Our final savory course that, incidentally, might have actually been intended for a dessert course, was the Sweet Fennel & Puffed Wild Rice Krispie with fennel bulb, “page” mandarin, and bronze fennel. My immediate reaction was that it tasted exactly like Kashi cereal -- a good thing in my mind since I have a fondness for my morning grains. Others were less impressed, but perhaps they are merely egg-types or anti-breakfasters who favor black coffee with their empty stomach? We agree to disagree.
All of us, however, were on the same page about our “dessert” – the Toasted Brioche & Sherry “Crème Brulee” with fried cornbread, chocolate ganache and shiitake. After one bite, every single fork on the table was discretely laid to rest, and we chose to end our meal with an additional pour from our bottle of wine instead.
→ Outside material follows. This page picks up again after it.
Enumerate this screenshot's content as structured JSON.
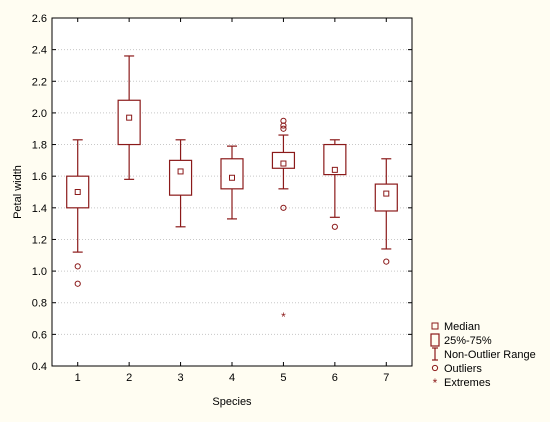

It was a vastly different experience leaving Animal than the time before when I’d waddled home feeling like a heart attack victim with a Santa Claus bowl full of (animal) jelly. I felt clean. I felt light on my toes. And I felt… hungry. Whereas my first visit was a little too light on the greens and necessitated a salad remedy the next day, this second visit was at the opposite end of the spectrum -- a little too light on the protein and carbs. I loved the overall effect of the menu and enjoyed the experience so much that I didn’t immediately notice the missing starches, but at the end of the night, even a broccoli-loving gal can’t subsist on pretty green things alone.
My real last course of the evening was a piece of Peanut Butter Toast and a Scrambled Egg – made with an extra fat pat of butter – at home. It was a very successful dish, but, as I'm sure Vinny and Jon would agree, would have been even better with a slice of meaty bacon.